Nancy, an Inspiration to TB Patients

“Life goes on and will get back to normal as long as you follow the advice given with regards to your treatment.”

While talking to Nancy, you may be surprised to realize that she is 47 years of age, is a grandmother and has 4 children aged between 29 years and 17 years.. She has a bubbly voice full of life and despite the challenges she has faced in the past. Being a divorcee, she had to raise her children alone for the better part of their lives. Playing both roles of father and mother. This however has not been her toughest challenge yet.

In the month of June 2016, she visited Ruiru Sub-district Hospital due to chest pain and a persevering cough that had troubled her for so long. At first, she thought that she was suffering from pneumonia. The pain was unbearable and she could not understand why the doctors were taking so long to give her the drugs she needed as they conducted multiple tests for 2 whole weeks. The bottom of the barrel presented itself when she was informed that she has multi-drug resistant TB. This did not register beyond what little knowledge she had of TB. When the doctors explained what it meant, she was crushed and full of anguish to say the least. Nancy’s mental toughness and faith gave her the will to accept the situation she was in and to do what was expected of her with the slim hope of getting better.

Nancy’s treatment regiment still gives her the chills to date. It comprised of daily injections at the hospital for the first 8 months of her 20 months treatment. She was also expected to take 15 pills each day. This really took a toll on her body and within the first 5 months, she could not even walk or sit. Nancy had to be carried to hospital each day for the drugs to be administered. Her children formed the backbone of her support during this trying time. The fear of losing their mother haunting them each day. Her friends were quick to dismiss that she had TB and openly stated that she had been bewitched, but with the doctors by her side, she paid no heed to the sentiments of the misinformed.

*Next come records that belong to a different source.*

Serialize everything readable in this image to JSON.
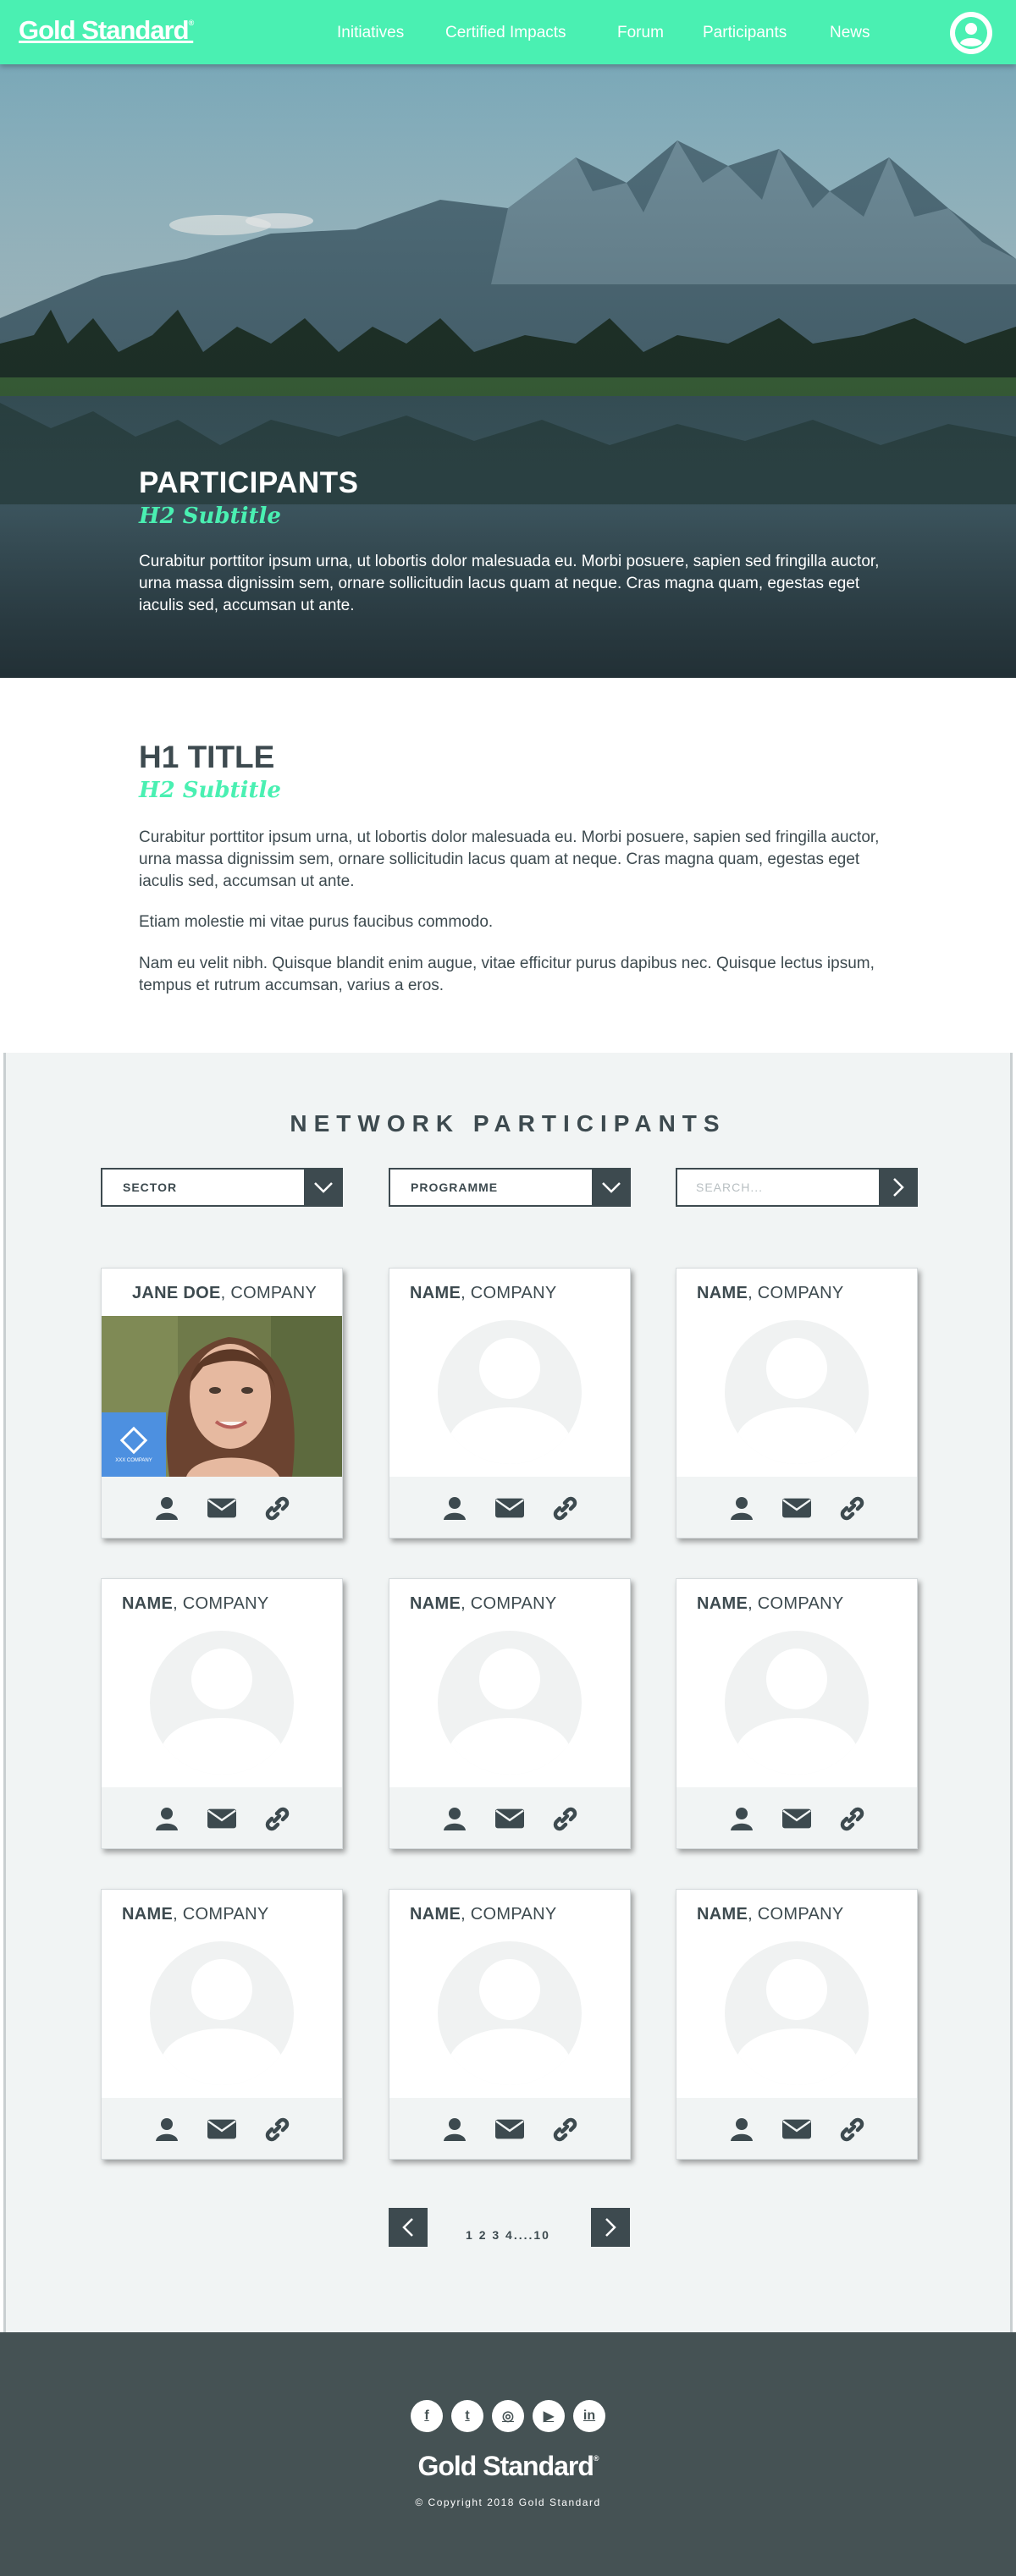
{
  "brand": {
    "logo_text": "Gold Standard",
    "logo_mark": "®",
    "accent_color": "#4af0b2",
    "dark_color": "#3d4a4f"
  },
  "nav": {
    "items": [
      {
        "label": "Initiatives"
      },
      {
        "label": "Certified Impacts"
      },
      {
        "label": "Forum"
      },
      {
        "label": "Participants"
      },
      {
        "label": "News"
      }
    ],
    "account_icon": "user-icon"
  },
  "hero": {
    "title": "PARTICIPANTS",
    "subtitle": "H2 Subtitle",
    "body": "Curabitur porttitor ipsum urna, ut lobortis dolor malesuada eu. Morbi posuere, sapien sed fringilla auctor, urna massa dignissim sem, ornare sollicitudin lacus quam at neque. Cras magna quam, egestas eget iaculis sed, accumsan ut ante."
  },
  "intro": {
    "title": "H1 TITLE",
    "subtitle": "H2 Subtitle",
    "paragraphs": [
      "Curabitur porttitor ipsum urna, ut lobortis dolor malesuada eu. Morbi posuere, sapien sed fringilla auctor, urna massa dignissim sem, ornare sollicitudin lacus quam at neque. Cras magna quam, egestas eget iaculis sed, accumsan ut ante.",
      "Etiam molestie mi vitae purus faucibus commodo.",
      "Nam eu velit nibh. Quisque blandit enim augue, vitae efficitur purus dapibus nec. Quisque lectus ipsum, tempus et rutrum accumsan, varius a eros."
    ]
  },
  "participants": {
    "section_title": "NETWORK PARTICIPANTS",
    "filters": {
      "sector_label": "SECTOR",
      "programme_label": "PROGRAMME",
      "search_placeholder": "SEARCH..."
    },
    "cards": [
      {
        "name": "JANE DOE",
        "company": ", COMPANY",
        "has_photo": true,
        "badge_text": "XXX COMPANY"
      },
      {
        "name": "NAME",
        "company": ", COMPANY",
        "has_photo": false
      },
      {
        "name": "NAME",
        "company": ", COMPANY",
        "has_photo": false
      },
      {
        "name": "NAME",
        "company": ", COMPANY",
        "has_photo": false
      },
      {
        "name": "NAME",
        "company": ", COMPANY",
        "has_photo": false
      },
      {
        "name": "NAME",
        "company": ", COMPANY",
        "has_photo": false
      },
      {
        "name": "NAME",
        "company": ", COMPANY",
        "has_photo": false
      },
      {
        "name": "NAME",
        "company": ", COMPANY",
        "has_photo": false
      },
      {
        "name": "NAME",
        "company": ", COMPANY",
        "has_photo": false
      }
    ],
    "card_actions": [
      "profile-icon",
      "mail-icon",
      "link-icon"
    ],
    "pagination": {
      "pages_label": "1 2 3 4....10",
      "prev_icon": "chevron-left-icon",
      "next_icon": "chevron-right-icon"
    }
  },
  "footer": {
    "social": [
      {
        "icon": "facebook-icon",
        "glyph": "f"
      },
      {
        "icon": "twitter-icon",
        "glyph": "t"
      },
      {
        "icon": "instagram-icon",
        "glyph": "◎"
      },
      {
        "icon": "youtube-icon",
        "glyph": "▶"
      },
      {
        "icon": "linkedin-icon",
        "glyph": "in"
      }
    ],
    "logo_text": "Gold Standard",
    "logo_mark": "®",
    "copyright": "© Copyright 2018 Gold Standard"
  }
}
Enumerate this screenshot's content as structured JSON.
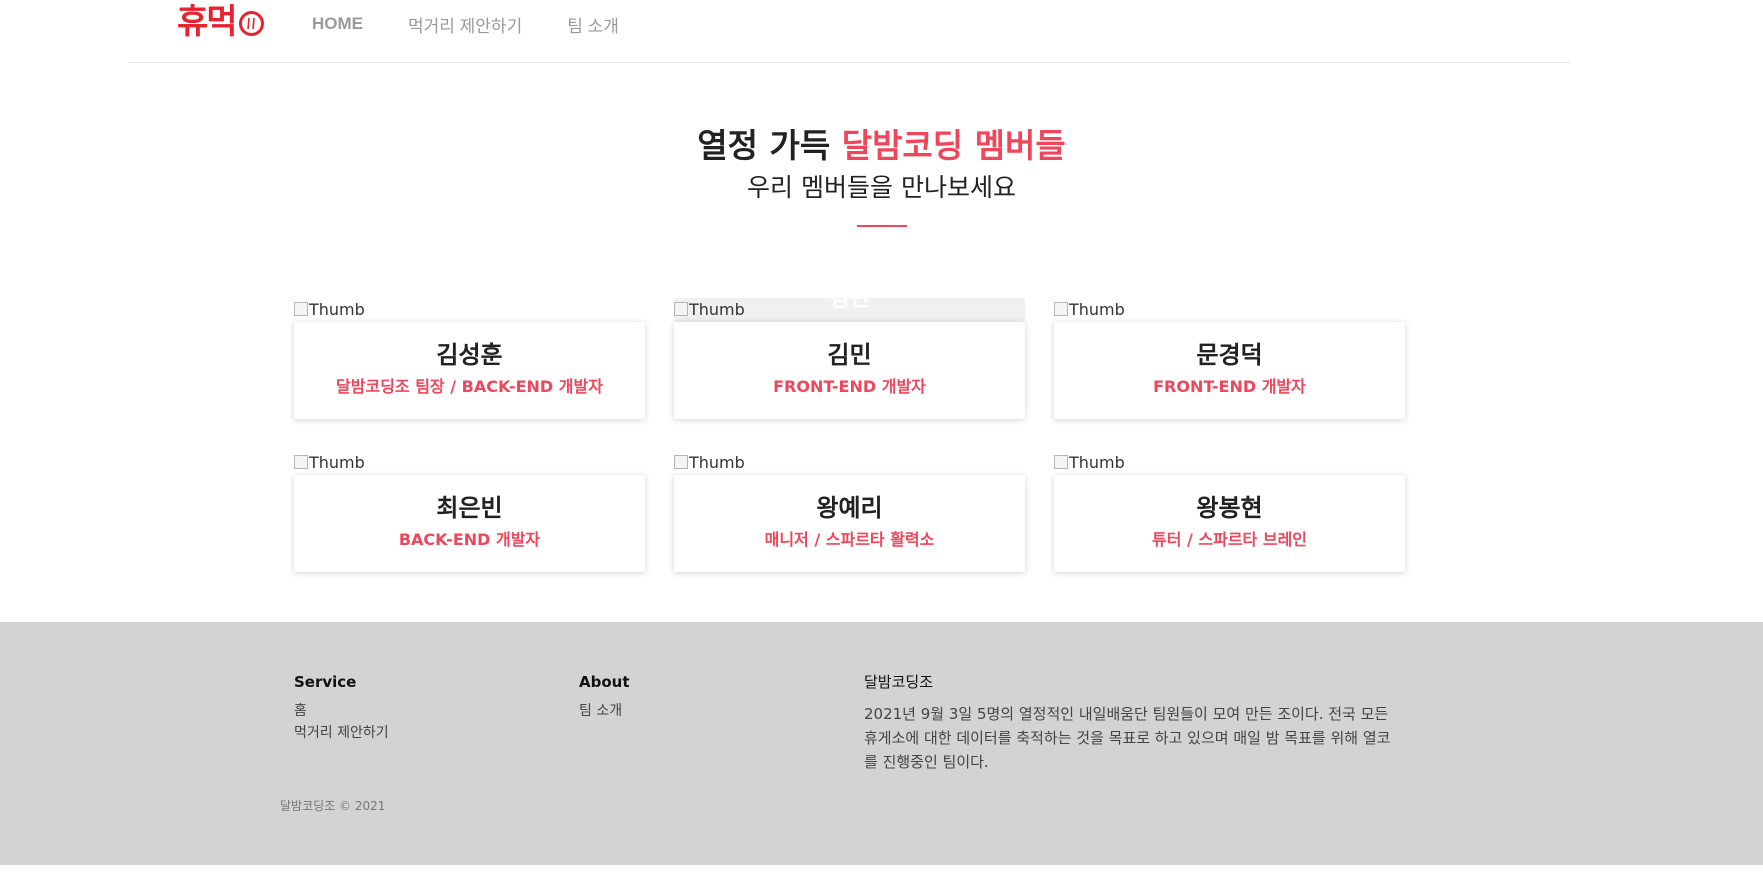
{
  "header": {
    "logo_text": "휴먹",
    "nav": [
      "HOME",
      "먹거리 제안하기",
      "팀 소개"
    ]
  },
  "hero": {
    "title_plain": "열정 가득",
    "title_accent": "달밤코딩 멤버들",
    "subtitle": "우리 멤버들을 만나보세요"
  },
  "members": [
    {
      "thumb_alt": "Thumb",
      "name": "김성훈",
      "role": "달밤코딩조 팀장 / BACK-END 개발자"
    },
    {
      "thumb_alt": "Thumb",
      "name": "김민",
      "role": "FRONT-END 개발자",
      "thumb_overlay": "김민"
    },
    {
      "thumb_alt": "Thumb",
      "name": "문경덕",
      "role": "FRONT-END 개발자"
    },
    {
      "thumb_alt": "Thumb",
      "name": "최은빈",
      "role": "BACK-END 개발자"
    },
    {
      "thumb_alt": "Thumb",
      "name": "왕예리",
      "role": "매니저 / 스파르타 활력소"
    },
    {
      "thumb_alt": "Thumb",
      "name": "왕봉현",
      "role": "튜터 / 스파르타 브레인"
    }
  ],
  "footer": {
    "service": {
      "title": "Service",
      "links": [
        "홈",
        "먹거리 제안하기"
      ]
    },
    "about": {
      "title": "About",
      "links": [
        "팀 소개"
      ]
    },
    "team": {
      "title": "달밤코딩조",
      "description": "2021년 9월 3일 5명의 열정적인 내일배움단 팀원들이 모여 만든 조이다. 전국 모든 휴게소에 대한 데이터를 축적하는 것을 목표로 하고 있으며 매일 밤 목표를 위해 열코를 진행중인 팀이다."
    },
    "copyright": "달밤코딩조 © 2021"
  },
  "colors": {
    "accent": "#f0465b",
    "logo": "#e8232f",
    "footer_bg": "#d3d3d3"
  }
}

Keheala was introduced as part of her treatment support when she had 6 months of treatment left. Nancy did not know that such support existed and wished she had it from the on start of her treatment. The major benefit to her was the calls she received from Support Sponsors to check on how she was doing. She felt overwhelming support beyond her family and the few doctors she interacted with. The calls always put her in a good mood and renewed her belief in humanity and the power of compassion for those facing a difficult time.

“Life goes on and will get back to normal as long as you follow the advice given with regards to your treatment”. She has since then finished her treatment but has used her experiences to better the lives of those around her. She is an ambassador in the front line creating awareness about TB. She actively participates in TB awareness activities within Thika county and even visits universities to participate in talks about TB awareness.

Nancy is indeed a Keheala health hero.